Growing numbers of people are now funding their own care here in the UK and this number is expected to rise.

Unfortunately, the weekly cost of the average care home can more than exceed £500 per week, and with the average life expectancy steadily increasing, the bill soon racks up.

But unbeknown to many, there are ways to negotiate a lower cost.

Councils and local authorities already negotiate the cost of care homes, but private self-funders can also try with a little bit of homework.

The key, says the founder of the Valuing Care Fees calculator, Ray Hart, is to understand exactly what the fees cover, and then decide what is needed and how much you are willing to fork out for it.

Hart says things like the location of the care home, type of care (round-the-clock care?), the style and quality of the home, the extras like music nights and summer BBQs will all be a factor in just how much you will pay.

If you have found a care home that meets your or your loved one’s needs, follow these tips to negotiate the weekly fees down…

1. Identify the expected price range

Understand the price range for the area in which you are searching. Free care comparator tools such as Valuing Care Fees Calculator can help. 

Care home providers vary widely, from small independent family run ventures, to larger national organisations. Often the larger national chains have better facilities and offer a wider range of services, and the smaller homes tend not to – this will be reflected in the price.

2. Be clear on your requirements

Before negotiating determine your exact needs such as the level and type of care, and the facilities required.

If you need just the basic level of care, it may pay to look at the smaller care homes to try and negotiate a lower price. 

3. Be clear on the price

Know what price you are prepared to pay for your individual requirements. Hart highlights that even negotiating £50 off a week will have a serious impact on your finances over a yearly period. 
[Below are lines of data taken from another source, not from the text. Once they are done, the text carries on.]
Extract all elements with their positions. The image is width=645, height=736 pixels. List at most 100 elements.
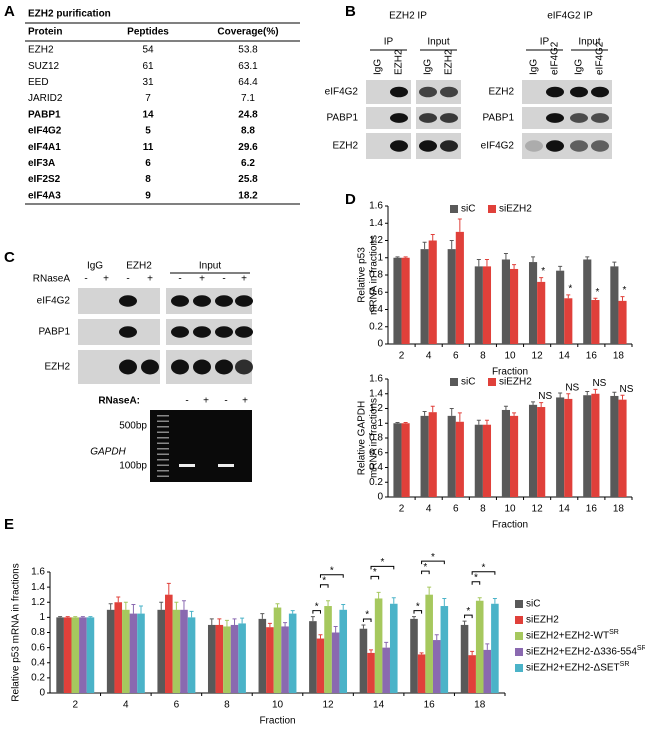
treatment-sign: + xyxy=(103,274,109,285)
legend-swatch xyxy=(488,378,496,386)
error-bar xyxy=(73,616,78,618)
error-bar xyxy=(260,613,265,619)
significance-bracket xyxy=(370,575,380,580)
x-tick-label: 4 xyxy=(426,351,432,362)
blot-band xyxy=(215,295,233,307)
table-cell: 24.8 xyxy=(238,109,258,120)
bar xyxy=(556,397,565,497)
error-bar xyxy=(476,258,481,267)
lane-group: IP xyxy=(384,37,394,48)
legend-label: siC xyxy=(461,204,475,215)
blot-row-label: PABP1 xyxy=(39,327,71,338)
bar xyxy=(63,617,72,693)
column-header: Protein xyxy=(28,27,62,38)
lane-label: eIF4G2 xyxy=(550,41,561,75)
treatment-sign: + xyxy=(147,274,153,285)
table-cell: 8 xyxy=(145,174,151,185)
blot-band xyxy=(390,140,408,152)
y-tick-label: 0.4 xyxy=(369,462,383,473)
error-bar xyxy=(123,601,128,610)
treatment-sign: - xyxy=(185,396,188,407)
table-cell: 6 xyxy=(145,158,151,169)
bar xyxy=(359,628,368,693)
table-cell: EED xyxy=(28,77,49,88)
blot-band xyxy=(193,326,211,338)
error-bar xyxy=(558,392,563,398)
bar xyxy=(460,624,469,693)
table-cell: eIF2S2 xyxy=(28,174,61,185)
blot-strip xyxy=(567,107,612,129)
error-bar xyxy=(503,252,508,260)
error-bar xyxy=(593,388,598,394)
legend-label: siEZH2+EZH2-WTSR xyxy=(526,629,619,642)
error-bar xyxy=(181,600,186,610)
blot-band xyxy=(570,86,588,98)
bar xyxy=(510,268,519,344)
bar xyxy=(393,257,402,344)
error-bar xyxy=(131,604,136,614)
bar xyxy=(483,649,492,693)
bar xyxy=(482,424,492,497)
blot-band xyxy=(440,86,458,98)
bar xyxy=(610,266,619,344)
table-cell: 63.1 xyxy=(238,61,258,72)
bar xyxy=(432,640,441,693)
significance-bracket xyxy=(413,610,423,614)
bar xyxy=(165,594,173,693)
blot-band xyxy=(215,326,233,338)
blot-band xyxy=(235,326,253,338)
gel-ladder xyxy=(157,453,169,455)
error-bar xyxy=(395,256,400,258)
x-tick-label: 8 xyxy=(480,351,486,362)
x-tick-label: 6 xyxy=(174,700,180,711)
bar xyxy=(474,424,483,497)
significance-label: * xyxy=(474,572,478,583)
error-bar xyxy=(585,256,590,260)
error-bar xyxy=(503,405,508,410)
treatment-label: RNaseA xyxy=(33,274,71,285)
y-tick-label: 0.6 xyxy=(31,642,45,653)
bar xyxy=(401,257,410,344)
bar xyxy=(114,602,123,693)
y-axis-label: Relative GAPDH xyxy=(357,401,368,475)
lane-group: Input xyxy=(427,37,449,48)
significance-label: * xyxy=(431,552,435,563)
bar xyxy=(258,618,267,693)
group-label: EZH2 xyxy=(126,261,152,272)
blot-band xyxy=(546,113,564,123)
bar xyxy=(474,266,483,344)
x-tick-label: 16 xyxy=(424,700,436,711)
legend-superscript: SR xyxy=(620,661,630,668)
y-tick-label: 1.6 xyxy=(369,201,383,212)
legend-swatch xyxy=(515,600,523,608)
bar xyxy=(564,298,573,344)
error-bar xyxy=(283,622,288,627)
bar xyxy=(417,654,426,693)
error-bar xyxy=(209,618,214,625)
gel-ladder xyxy=(157,442,169,444)
bar xyxy=(583,259,592,344)
error-bar xyxy=(58,616,63,618)
table-cell: 64.4 xyxy=(238,77,258,88)
bar xyxy=(187,617,196,693)
y-tick-label: 1.4 xyxy=(31,582,45,593)
blot-band xyxy=(119,295,137,307)
error-bar xyxy=(612,261,617,267)
blot-row-label: PABP1 xyxy=(483,113,515,124)
treatment-label: RNaseA: xyxy=(98,396,140,407)
error-bar xyxy=(267,622,272,628)
legend-label: siEZH2 xyxy=(499,377,532,388)
panel-label: C xyxy=(4,249,15,266)
error-bar xyxy=(430,233,435,241)
legend-label: siC xyxy=(526,599,540,610)
error-bar xyxy=(485,643,490,650)
bar xyxy=(316,638,325,693)
x-tick-label: 16 xyxy=(586,351,598,362)
legend-label: siEZH2+EZH2-Δ336-554SR xyxy=(526,645,645,658)
x-tick-label: 18 xyxy=(474,700,486,711)
table-cell: 11 xyxy=(143,142,154,153)
blot-strip xyxy=(366,107,411,129)
bar xyxy=(564,398,573,497)
blot-row-label: EZH2 xyxy=(332,141,358,152)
4. Speak with the right person

Ask to speak to the care home manager; this the person who can make financial decisions. 

5. Stay calm and focussed

Be clear on what it is you want, and for what price. Hart suggests that you ask for the care home to justify the prices it wants to charge, so that you get a better understanding of just where the most costly aspect of the fee lies.

6. Stay friendly

Be chatty, and friendly. It should be a positive discussion for both parties. Ask as many questions as you need to, and don’t feel intimidated. Brits are notoriously bad at being able to talk openly about money matters, but you shouldn’t let this get in the way as it could quite literally be the difference of thousands of pounds and a good, comfortable care home.

7. Consider the alternatives

If price isn’t negotiable, consider added value for the same fee such as a larger room or extra care and support.

8. Don’t take it personally

Although finding a care home for a loved one is an emotional decision, don’t take negotiations personally if they don’t materialise in the way envisaged.

9. Keep your options open

If you don’t get value for money from one provider, approach other suitable homes that meet your requirements. Remember that location and demand helps bump up prices, so choosing a care home somewhere else might work in your favour.

10. Enrol the experts

If you’re unsuccessful with negotiations, or prefer to assign the task to a professional, contact a care fees specialist who will manage the process on your behalf.